During the screening, information will be collected on each respondent’s age, race/ethnicity, education, phone number, city of residence, any significant physical limitation that could preclude participation, and past substance use. The telephone numbers collected will be used to remind the participants about upcoming appointments and to recruit additional participants placed on a wait list if some of the originally recruited participants are no longer available or miss an appointment.

Each individual screened will be assigned a unique case number, so participants’ names will not be stored with their interview responses.

Screening responses stored electronically will be destroyed within 4 weeks after the final memorandum with the cognitive interview findings is completed and approved by CBHSQ.

Interviewing. Information technology will be used for both adolescents and adults in administering the cognitive interviews via computer-assisted personal interviewing (CAPI) and audio computer-assisted self-interviewing (ACASI), the same technology used for main study NSDUH interviews. Information technology will also be used for audio recording and screen capture, as well as enabling interview streaming to allow secured, remote observation of interviews by CBHSQ staff.

In all rounds of cognitive interviews, lightweight, ultra-book laptops will be used, identical to those used for the 2018 NSDUH main study data collection. The interview will use a combination of CAPI and ACASI. The interview will focus on questions in the revised SUD module. All interviews will be conducted by experienced survey methodologists with many years of experience with cognitive interviewing.

The interview will begin after the participant has given his or her consent. The consent procedure includes consent for the interview, as well as consent for audio/screen recording and observation using online streaming. Participants can refuse consent for audio/screen recording, and observation, and the interview will proceed without those elements. In such instances, the cognitive interviewer will take handwritten notes.

If the participant consents to recording, audio/screen recordings of the participant’s ACASI interview experience will be created on the encrypted project laptop using audio/screen capture software such as Camtasia® or a comparable product. It will include only a recording of what the respondent saw on the laptop display, including the respondent’s interaction with the ACASI instrument (mouse movements and clicks). The audio component of the recordings will include audio generated by the ACASI instrument, as well as any audible interaction between the respondent and the cognitive interviewer. The audio and screen capture recordings will not contain any information that identifies a respondent. The recorded files will be identified by a unique participant ID number. Data structures linking the recording IDs to participants will be stored in a FIPS-Moderate network. Recordings will be destroyed within 4 weeks after the final memorandum with the cognitive interview findings is completed and approved by CBHSQ.
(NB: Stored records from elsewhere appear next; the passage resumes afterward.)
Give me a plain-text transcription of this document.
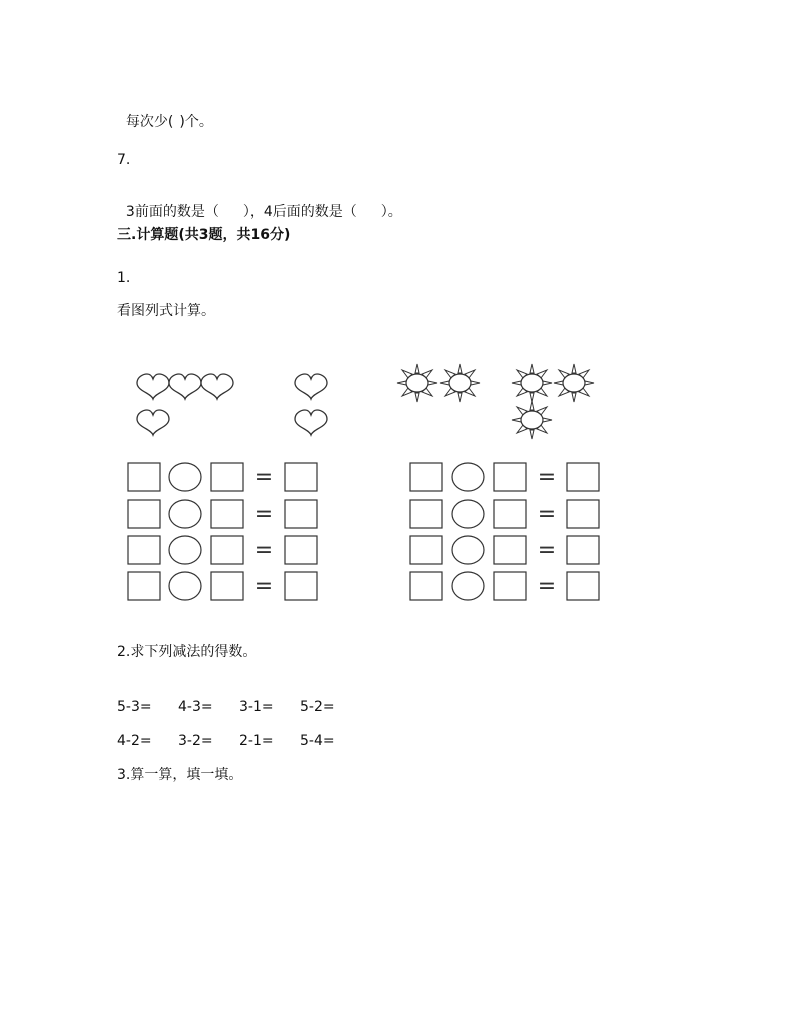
每次少( )个。

7.

3前面的数是（ ），4后面的数是（ ）。

三.计算题(共3题，共16分)
1.
看图列式计算。
=
=
=
=
=
=
=
=
2.求下列减法的得数。
5-3= 4-3= 3-1= 5-2=
4-2= 3-2= 2-1= 5-4=
3.算一算，填一填。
If consent is provided for observation, and there are staff observing remotely, then remote observation (via a program such as Cisco WebEx™) will be viewable only through a password-protected link. Broadband Internet cards will be used to create wireless Internet hotspots in all interview locations outside the secured network at the Contractor’s facilities. The use of these broadband cards will enhance security of the interviews by limiting access to the wireless network to only authorized project staff. Observing the interview includes listening to the cognitive interviewer/respondent interaction and watching a screen sharing of only what is displayed on the participant’s screen. It will not include any visual of the participant’s face or body or images of the room where the interview is taking place.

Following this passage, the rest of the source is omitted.